Common treatments include antidepressants and anticonvulsants. Often, neuropathic pain is chronic,. Thus, treatment of the underlying illness or condition can prevent a lifetime of expensive pain management.
Pain is not only physical. Sometimes, the pain felt by humans increases or prolongs due to psychological factors such as emotional problems, or conditions such as depression or anxiety. These factors can cause physical pain to start or can make pre-existing pain worse.

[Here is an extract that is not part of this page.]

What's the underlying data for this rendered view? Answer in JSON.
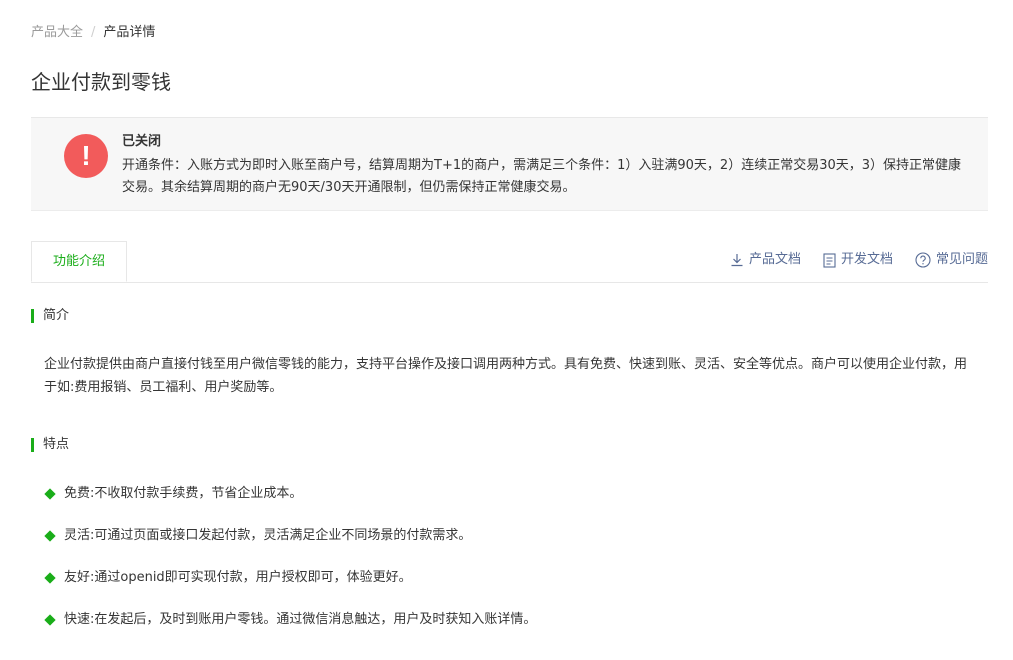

Patients with psychological trauma may stop taking care of themselves, which can lead to problems such as fainting, malnutrition, or even self-harm. It is best to have a mental health professional who works with the medical care provider to properly treat this type of pain.
Other classifications of pain
- Incident pain
Some experiences of pain have something to do with a specific action or event. Examples of this include pain from a sprained ankle, stretching a healing wound, or hitting a healing bruise. Treat these as needed since every case is different.
This is a type of pain that temporarily occurs when a patient is receiving treatment for a chronic pain condition. This usually drives people with cancer or other chronic conditions, who receive narcotics to treat the pain that suddenly “flares up”.
Even with these general guidelines, always remember that every person experiences different sensations of pain. Some treatments may have side-effects which can worsen your situation. It is always better to talk to your doctor or primary health care provider to determine what’s best for your specific situation.